The order was issued Monday by U.S. District Judge Colleen Kollar-Kotelly, a former chief judge of a top-secret surveillance court who also authorized the National Security Agency to collect the phone call records of millions of Americans.
Kim is fighting charges that he illegally disclosed national defense information to Fox News correspondent James Rosen, who wrote an article about the North Korean nuclear program in 2009.
Federal prosecutors and Kim’s attorney, Abbe D. Lowell, are engaged in pretrial battles over which pieces of classified information are relevant and admissible at the trial, scheduled for April.
The statute in question is known as the Classified Information Procedures Act and governs how a defendant can use classified information at trial. A defendant must prove that the information is relevant and helpful to his case.
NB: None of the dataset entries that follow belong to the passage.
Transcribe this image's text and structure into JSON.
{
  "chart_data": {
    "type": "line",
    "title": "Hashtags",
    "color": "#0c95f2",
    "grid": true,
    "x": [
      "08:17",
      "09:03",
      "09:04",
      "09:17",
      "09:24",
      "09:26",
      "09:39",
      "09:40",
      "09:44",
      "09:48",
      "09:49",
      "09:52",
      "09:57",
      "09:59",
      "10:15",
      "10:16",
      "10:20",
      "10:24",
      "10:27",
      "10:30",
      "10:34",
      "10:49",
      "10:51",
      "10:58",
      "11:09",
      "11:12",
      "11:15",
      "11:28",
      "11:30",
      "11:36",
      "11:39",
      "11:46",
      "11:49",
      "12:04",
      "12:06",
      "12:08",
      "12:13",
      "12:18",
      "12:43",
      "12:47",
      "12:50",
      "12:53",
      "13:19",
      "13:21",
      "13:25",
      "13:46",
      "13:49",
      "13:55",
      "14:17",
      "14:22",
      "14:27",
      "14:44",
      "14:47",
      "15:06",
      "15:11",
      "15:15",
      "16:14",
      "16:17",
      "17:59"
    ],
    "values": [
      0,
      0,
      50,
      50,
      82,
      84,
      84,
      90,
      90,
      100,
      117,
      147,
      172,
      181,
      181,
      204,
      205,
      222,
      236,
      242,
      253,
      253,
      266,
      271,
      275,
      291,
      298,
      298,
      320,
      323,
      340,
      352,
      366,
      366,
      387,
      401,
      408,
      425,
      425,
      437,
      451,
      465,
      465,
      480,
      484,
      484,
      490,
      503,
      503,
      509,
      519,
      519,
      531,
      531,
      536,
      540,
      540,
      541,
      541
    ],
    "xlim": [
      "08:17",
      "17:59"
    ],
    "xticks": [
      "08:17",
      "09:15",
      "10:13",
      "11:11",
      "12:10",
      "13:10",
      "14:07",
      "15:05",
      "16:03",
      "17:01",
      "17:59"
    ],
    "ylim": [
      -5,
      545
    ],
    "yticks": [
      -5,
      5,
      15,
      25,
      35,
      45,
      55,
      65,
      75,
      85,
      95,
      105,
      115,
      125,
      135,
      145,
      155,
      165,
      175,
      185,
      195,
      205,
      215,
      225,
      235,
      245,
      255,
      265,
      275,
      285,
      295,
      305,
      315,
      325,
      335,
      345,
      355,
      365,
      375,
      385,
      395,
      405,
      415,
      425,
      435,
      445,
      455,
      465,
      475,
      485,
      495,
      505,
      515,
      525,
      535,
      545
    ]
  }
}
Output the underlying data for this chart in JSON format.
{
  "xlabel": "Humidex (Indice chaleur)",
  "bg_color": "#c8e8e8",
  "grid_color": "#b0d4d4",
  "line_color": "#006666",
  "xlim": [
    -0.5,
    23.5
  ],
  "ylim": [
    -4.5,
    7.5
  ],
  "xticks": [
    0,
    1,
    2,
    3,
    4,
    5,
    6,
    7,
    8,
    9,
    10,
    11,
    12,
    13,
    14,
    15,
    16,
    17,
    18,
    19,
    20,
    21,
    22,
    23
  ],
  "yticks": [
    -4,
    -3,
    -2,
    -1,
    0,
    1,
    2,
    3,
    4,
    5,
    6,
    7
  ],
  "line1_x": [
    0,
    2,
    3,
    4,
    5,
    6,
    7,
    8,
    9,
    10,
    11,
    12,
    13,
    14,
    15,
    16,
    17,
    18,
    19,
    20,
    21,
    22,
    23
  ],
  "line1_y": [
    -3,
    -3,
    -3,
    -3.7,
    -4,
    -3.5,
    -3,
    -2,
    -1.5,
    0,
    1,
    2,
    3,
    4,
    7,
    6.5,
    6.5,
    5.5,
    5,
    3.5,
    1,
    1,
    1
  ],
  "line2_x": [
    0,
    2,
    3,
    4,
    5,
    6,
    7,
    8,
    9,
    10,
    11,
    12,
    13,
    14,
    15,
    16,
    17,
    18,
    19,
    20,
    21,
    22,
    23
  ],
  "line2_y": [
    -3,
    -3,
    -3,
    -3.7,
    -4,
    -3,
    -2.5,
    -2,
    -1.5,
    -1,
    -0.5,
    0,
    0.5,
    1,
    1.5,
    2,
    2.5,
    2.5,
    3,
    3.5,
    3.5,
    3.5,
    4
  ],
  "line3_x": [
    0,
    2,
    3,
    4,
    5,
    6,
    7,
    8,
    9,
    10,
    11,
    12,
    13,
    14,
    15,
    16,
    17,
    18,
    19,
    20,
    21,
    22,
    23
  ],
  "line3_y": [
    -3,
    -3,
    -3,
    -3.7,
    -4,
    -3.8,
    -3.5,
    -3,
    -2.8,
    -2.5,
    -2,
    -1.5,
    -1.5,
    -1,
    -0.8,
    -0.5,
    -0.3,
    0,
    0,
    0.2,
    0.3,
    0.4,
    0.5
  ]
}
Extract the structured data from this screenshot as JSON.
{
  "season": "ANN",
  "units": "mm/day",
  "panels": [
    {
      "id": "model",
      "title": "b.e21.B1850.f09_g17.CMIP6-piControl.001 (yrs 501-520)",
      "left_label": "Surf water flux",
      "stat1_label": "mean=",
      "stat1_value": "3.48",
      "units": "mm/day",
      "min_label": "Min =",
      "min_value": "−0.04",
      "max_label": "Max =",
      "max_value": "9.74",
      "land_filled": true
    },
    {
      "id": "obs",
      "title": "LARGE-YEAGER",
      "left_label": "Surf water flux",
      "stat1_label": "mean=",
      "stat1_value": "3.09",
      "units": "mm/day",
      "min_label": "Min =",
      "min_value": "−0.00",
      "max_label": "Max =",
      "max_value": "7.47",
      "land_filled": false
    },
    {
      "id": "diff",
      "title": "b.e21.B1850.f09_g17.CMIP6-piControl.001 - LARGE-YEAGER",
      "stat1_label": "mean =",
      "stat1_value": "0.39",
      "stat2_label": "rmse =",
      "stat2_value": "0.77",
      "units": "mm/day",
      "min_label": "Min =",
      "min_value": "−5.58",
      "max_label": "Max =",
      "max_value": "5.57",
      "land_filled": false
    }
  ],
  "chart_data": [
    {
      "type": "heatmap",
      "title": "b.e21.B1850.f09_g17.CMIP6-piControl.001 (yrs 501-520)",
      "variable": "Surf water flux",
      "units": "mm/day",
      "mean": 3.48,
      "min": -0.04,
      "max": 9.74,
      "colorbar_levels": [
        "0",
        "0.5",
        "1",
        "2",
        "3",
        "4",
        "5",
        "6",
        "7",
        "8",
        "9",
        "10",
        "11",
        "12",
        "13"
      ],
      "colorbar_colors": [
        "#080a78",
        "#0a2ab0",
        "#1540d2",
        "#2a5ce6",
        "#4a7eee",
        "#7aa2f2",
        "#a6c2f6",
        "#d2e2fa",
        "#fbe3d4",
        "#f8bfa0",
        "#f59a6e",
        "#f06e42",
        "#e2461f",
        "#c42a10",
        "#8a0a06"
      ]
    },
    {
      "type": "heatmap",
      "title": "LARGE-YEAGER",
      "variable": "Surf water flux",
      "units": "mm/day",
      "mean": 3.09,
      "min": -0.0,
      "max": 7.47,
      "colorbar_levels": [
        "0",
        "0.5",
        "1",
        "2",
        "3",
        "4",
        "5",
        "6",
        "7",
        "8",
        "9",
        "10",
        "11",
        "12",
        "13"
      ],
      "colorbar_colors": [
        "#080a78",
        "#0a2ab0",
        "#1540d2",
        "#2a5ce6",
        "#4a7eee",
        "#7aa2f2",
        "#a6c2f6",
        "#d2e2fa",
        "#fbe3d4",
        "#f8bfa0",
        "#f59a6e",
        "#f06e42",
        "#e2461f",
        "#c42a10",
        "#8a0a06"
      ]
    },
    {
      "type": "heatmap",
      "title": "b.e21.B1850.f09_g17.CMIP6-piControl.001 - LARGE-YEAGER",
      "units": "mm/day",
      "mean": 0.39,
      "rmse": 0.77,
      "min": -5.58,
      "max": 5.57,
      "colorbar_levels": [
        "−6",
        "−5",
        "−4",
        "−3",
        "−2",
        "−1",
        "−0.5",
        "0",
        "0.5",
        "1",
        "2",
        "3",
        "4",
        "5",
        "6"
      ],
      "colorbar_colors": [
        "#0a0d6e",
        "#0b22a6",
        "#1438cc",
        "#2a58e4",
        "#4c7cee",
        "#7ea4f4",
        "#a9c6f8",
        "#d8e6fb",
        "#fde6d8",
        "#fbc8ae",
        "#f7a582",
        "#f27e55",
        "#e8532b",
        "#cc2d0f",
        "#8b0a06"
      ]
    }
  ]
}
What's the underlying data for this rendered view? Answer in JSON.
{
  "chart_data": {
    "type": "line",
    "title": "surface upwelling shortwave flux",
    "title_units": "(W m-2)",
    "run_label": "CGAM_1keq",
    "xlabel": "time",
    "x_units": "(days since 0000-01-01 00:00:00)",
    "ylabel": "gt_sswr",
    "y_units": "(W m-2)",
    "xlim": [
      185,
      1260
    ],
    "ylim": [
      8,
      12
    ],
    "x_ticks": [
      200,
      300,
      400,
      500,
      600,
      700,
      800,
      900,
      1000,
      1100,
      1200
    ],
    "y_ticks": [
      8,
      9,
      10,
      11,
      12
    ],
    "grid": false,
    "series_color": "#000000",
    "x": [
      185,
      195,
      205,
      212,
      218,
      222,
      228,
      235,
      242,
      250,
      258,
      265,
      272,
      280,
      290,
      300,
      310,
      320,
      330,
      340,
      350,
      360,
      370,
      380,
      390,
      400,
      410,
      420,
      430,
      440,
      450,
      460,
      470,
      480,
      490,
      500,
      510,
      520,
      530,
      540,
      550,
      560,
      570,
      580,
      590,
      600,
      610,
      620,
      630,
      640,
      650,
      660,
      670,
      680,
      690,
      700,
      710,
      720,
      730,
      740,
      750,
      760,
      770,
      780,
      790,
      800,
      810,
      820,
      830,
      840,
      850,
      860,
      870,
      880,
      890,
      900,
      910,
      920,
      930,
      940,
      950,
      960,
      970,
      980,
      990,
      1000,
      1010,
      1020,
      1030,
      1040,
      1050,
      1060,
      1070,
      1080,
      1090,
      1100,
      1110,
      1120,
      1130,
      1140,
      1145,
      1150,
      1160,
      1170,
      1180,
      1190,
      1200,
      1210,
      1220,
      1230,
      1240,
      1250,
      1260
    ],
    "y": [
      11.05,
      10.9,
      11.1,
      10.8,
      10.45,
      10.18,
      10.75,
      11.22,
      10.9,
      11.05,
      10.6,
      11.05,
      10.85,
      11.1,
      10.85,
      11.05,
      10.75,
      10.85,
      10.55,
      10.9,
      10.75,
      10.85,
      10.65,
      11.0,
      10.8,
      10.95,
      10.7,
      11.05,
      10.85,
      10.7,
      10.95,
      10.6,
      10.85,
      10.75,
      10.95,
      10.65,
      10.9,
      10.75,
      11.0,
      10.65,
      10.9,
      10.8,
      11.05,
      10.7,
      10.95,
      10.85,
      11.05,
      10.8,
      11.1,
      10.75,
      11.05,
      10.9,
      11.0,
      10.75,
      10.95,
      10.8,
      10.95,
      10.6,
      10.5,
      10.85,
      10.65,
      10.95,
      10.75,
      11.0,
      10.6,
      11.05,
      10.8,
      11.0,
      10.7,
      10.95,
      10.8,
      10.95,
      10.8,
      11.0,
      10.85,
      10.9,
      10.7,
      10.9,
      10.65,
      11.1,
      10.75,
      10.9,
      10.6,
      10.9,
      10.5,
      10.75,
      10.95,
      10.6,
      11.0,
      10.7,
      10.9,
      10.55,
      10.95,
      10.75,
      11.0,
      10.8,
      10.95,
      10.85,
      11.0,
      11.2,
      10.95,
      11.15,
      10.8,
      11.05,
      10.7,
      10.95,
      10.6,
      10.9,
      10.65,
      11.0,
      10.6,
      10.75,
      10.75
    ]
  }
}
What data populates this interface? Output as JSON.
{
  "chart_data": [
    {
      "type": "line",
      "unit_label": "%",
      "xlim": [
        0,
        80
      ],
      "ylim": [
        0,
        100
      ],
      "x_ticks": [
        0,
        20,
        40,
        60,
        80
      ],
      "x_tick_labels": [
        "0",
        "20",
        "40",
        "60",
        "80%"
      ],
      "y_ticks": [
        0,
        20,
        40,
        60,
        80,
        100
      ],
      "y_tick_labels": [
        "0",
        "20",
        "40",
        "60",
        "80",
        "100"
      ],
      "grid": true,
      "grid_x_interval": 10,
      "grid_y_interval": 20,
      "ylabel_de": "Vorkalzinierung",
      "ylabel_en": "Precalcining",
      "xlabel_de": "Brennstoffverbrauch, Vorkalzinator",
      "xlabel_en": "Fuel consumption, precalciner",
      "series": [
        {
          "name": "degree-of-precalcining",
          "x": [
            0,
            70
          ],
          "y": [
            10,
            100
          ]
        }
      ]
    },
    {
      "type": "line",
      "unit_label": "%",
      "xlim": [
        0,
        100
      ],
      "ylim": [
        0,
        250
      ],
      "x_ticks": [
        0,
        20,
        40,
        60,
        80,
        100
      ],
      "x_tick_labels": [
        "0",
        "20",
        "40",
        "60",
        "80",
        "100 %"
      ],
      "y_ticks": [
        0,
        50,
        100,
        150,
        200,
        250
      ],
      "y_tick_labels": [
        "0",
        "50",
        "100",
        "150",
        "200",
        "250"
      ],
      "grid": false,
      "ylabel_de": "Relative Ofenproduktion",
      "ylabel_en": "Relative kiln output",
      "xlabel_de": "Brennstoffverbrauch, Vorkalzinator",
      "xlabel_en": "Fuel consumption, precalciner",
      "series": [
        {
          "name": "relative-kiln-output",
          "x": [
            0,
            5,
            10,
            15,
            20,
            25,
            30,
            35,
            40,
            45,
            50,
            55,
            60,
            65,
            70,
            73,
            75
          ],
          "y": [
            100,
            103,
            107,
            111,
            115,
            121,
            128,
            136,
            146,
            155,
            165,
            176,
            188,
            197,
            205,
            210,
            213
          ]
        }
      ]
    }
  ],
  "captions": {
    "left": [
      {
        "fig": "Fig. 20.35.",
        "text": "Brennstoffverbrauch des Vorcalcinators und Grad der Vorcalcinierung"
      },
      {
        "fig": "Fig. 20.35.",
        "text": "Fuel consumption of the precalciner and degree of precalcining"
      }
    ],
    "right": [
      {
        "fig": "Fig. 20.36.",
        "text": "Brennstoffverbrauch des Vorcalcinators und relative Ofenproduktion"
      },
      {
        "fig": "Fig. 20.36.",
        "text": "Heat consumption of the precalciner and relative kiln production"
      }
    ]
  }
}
The judge has to balance the defendant’s right to a fair trial and the government’s need to protect classified information.
Lowell said in court papers that the government is not allowed to rely on “secret evidence and secret arguments” when challenging a defendant’s right to use the information.
When the government prosecutes leak cases, it runs the risk of disclosing additional sensitive information. Federal prosecutors said in court filings that the government wants to “avoid divulging privileged information to the defendant, to which he is not otherwise entitled.”
Although the law does not explicitly provide for such “ex parte” briefings, Kollar-Kotelly agreed with the government’s analysis that such proceedings “are not prohibited at this stage by the text of the statute.” The judge noted that her decision applies narrowly to a subset of documents and is not a “blanket statement.”
John Cline, a San Francisco-based lawyer, disagreed with the judge’s interpretation. Cline, who represented then-Vice President Richard B. Cheney’s chief of staff, I. Lewis “Scooter” Libby, at his perjury trial, said this step in the proceedings is intended to be a full-throated adversarial process in which both sides have access to all the material, including government arguments.
Both Cline and MacMahon took issue with the government’s assertion of a classified-information privilege in a criminal case.
Defense attorney David H. Laufman, a former national security prosecutor, said that both parties had made valid arguments. But he said that Kollar-Kotelly’s narrowly tailored opinion probably would be upheld on appeal, particularly because it does not open a “broad new avenue the government can travel down in every case.”